16 ml of hydrochloric acid (37%) adjusted to pH 0.8. It will be with

• 360 ml of diethyl ether (1 x120 ml, 4x60 ml) extracted. The organic extracts are combined, dried with sodium sulfate and evaporated to dryness in vacuo. After drying you get
• 25.8 g D (-) - Mandelic acid with mp. 133 ° C and a spec. Rotation of [α] ²⁰ _D = -155.2 ° (= 98.6% optical purity). The yield is 95.0%. Based on the DL-mandelic acid used, the overall yield is 84.9%.
• Without further isolation of the (-). (+) - salt, the L (+) - mandelic acid is released from the filtrate of the resolution of racemate with aminobutanol using the same process with hydrochloric acid and extracted with diethyl ether.
• After drying you get
• 26.5 g L (+) - mandelic acid with a specific rotation of [α] ²⁰ _D = -130.4 ° (= 82.8% optical purity).
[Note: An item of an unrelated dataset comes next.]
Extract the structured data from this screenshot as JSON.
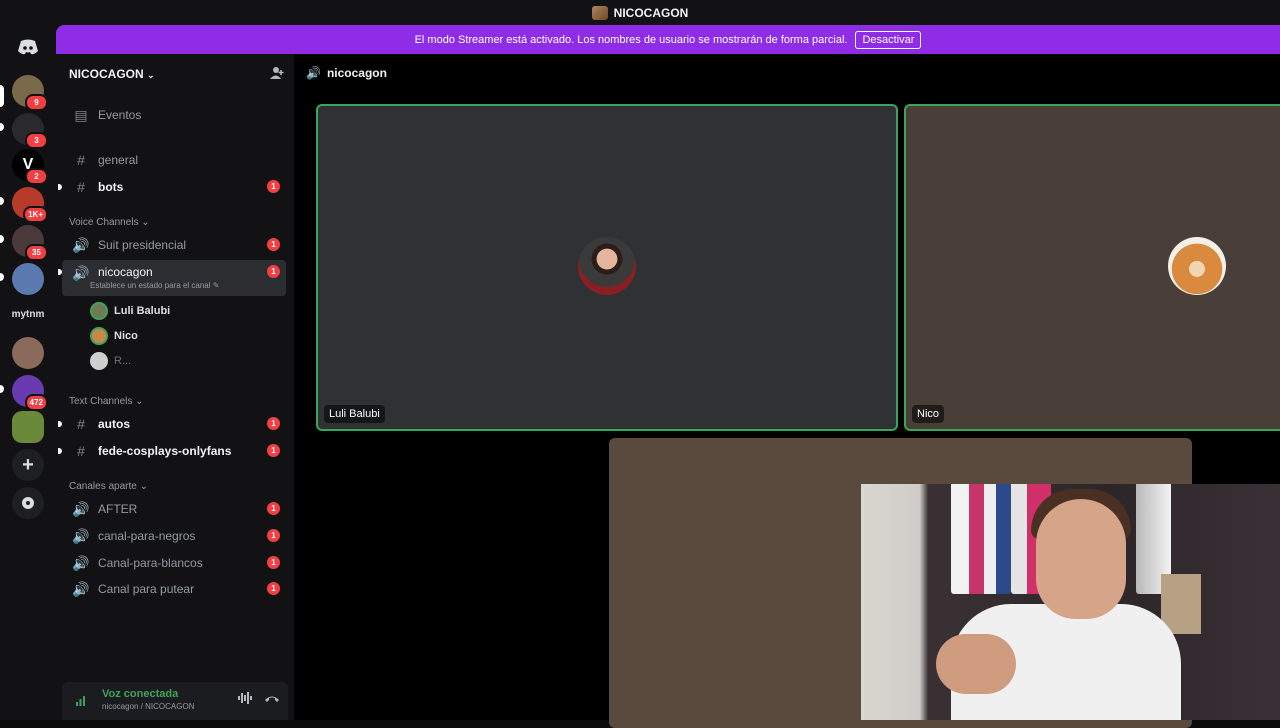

The yield is 87.2%, based on the DL-mandelic acid used, the optical purity of the L (+) - mandelic acid at the expense of the yield due to fractional crystallization can be increased from a little diethyl ether. The (-) - 2-aminobutanoi (1) can be released by the customary known methods, for example via anion exchangers, purified by vacuum distillation and reused.

The following examples were carried out in a similar manner, in which the molar ratio of mandelic acid / aminobutanol or the amount and the composition of the solvent were varied. The batch size was 0.1 mol. The range of error of the spec. Rotations should be set at ± 0.5 °.

Claims (2)

1. Process for the chemical cleavage of racemic mandelic acid and for the preparation especially of D(-)-mandelic acid, which comprises reacting DL-mandelic acid in one solvent or in a mixture of several solvents of the group water, lower aliphatic alcohols and ketones with D(-)-2-aminobutanol-(1), separating the crystallizing diastereomeric salt from the mother liquor and subsequently splitting according to known methods the diastereomeric salts contained in the crystallization product and the mother liquor with acids or bases to yield each the optically active acids and D(-)-2-aminobutanol-(1 ).

2. Salt of D(-)-mandelic acid with D(-)-2-aminobutanol-(1 ).